Thanks for sending the question. Lots of other teens have asked the same questions. Our world is going through challenging and uncertain times right now. It’s been over 100 years since our world has gone through a pandemic. It’s totally normal to feel anxious, confused, and/or frustrated about COVID-19 because it’s new to all of us. It’s also super difficult to escape the name since there are warnings all over the TV and social media. However, it’s important to know that although the virus has infected over 3 million people worldwide, researchers, doctors, and nurses are working hard to understand this virus and develop new treatments. Every day we are learning new things! Health professionals are working on trials of medications and transfusions of plasma from people who have already had COVID. Companies are working hard to develop a new vaccine (similar to the flu vaccine) to protect people from the coronavirus. While development of safe and effective vaccines is likely at least a year away from being available, everyone should make sure to get all the their regular immunization so they don’t get measles, mumps, whooping cough and many other illnesses.

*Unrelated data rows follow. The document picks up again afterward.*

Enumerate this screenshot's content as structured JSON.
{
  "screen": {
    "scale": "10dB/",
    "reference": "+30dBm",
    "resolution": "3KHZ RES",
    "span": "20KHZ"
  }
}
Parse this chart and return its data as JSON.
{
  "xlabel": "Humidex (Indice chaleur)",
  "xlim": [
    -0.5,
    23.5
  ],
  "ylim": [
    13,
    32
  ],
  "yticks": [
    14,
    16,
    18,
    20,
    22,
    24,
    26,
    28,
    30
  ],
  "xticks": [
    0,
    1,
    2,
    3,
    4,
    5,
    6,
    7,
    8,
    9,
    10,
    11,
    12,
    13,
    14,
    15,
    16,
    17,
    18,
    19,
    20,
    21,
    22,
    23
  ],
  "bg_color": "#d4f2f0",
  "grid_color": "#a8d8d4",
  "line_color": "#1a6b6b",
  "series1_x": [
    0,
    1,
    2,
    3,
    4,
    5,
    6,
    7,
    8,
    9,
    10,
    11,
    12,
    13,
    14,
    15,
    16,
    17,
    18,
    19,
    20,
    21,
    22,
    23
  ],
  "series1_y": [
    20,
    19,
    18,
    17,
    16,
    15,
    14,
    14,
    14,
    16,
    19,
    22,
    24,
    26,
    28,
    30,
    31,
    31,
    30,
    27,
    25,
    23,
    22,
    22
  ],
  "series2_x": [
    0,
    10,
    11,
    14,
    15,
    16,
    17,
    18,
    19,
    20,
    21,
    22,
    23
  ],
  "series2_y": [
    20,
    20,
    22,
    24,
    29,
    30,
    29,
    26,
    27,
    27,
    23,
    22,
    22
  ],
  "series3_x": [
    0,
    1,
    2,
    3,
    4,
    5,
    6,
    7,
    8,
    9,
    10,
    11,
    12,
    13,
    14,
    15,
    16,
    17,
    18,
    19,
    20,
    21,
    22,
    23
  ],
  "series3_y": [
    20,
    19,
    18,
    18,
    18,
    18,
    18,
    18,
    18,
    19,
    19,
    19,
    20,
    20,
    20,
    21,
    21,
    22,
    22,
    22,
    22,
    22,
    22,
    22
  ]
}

Although these are scary and uncertain times, teenagers rarely get serious illnesses from the coronaviruses but they can give it to others when they don’t have any symptoms. So your biggest task is to avoid passing it on to others, especially those with other health problems and those over age 60. If you do get coronavirus, it’s important to rest and drink lots of fluids, just as you would with the flu. Here are some helpful tips to protect yourself and reduce the spread of infection: wash your hands (for at least 20 seconds), use hand sanitizer (if you can’t use soap and water), cover your nose and mouth when you cough or sneeze (use your elbow), don’t touch your mouth, nose, eyes, or face, practice social distancing (leave at least 6ft between you and another person), and wear a mask in public.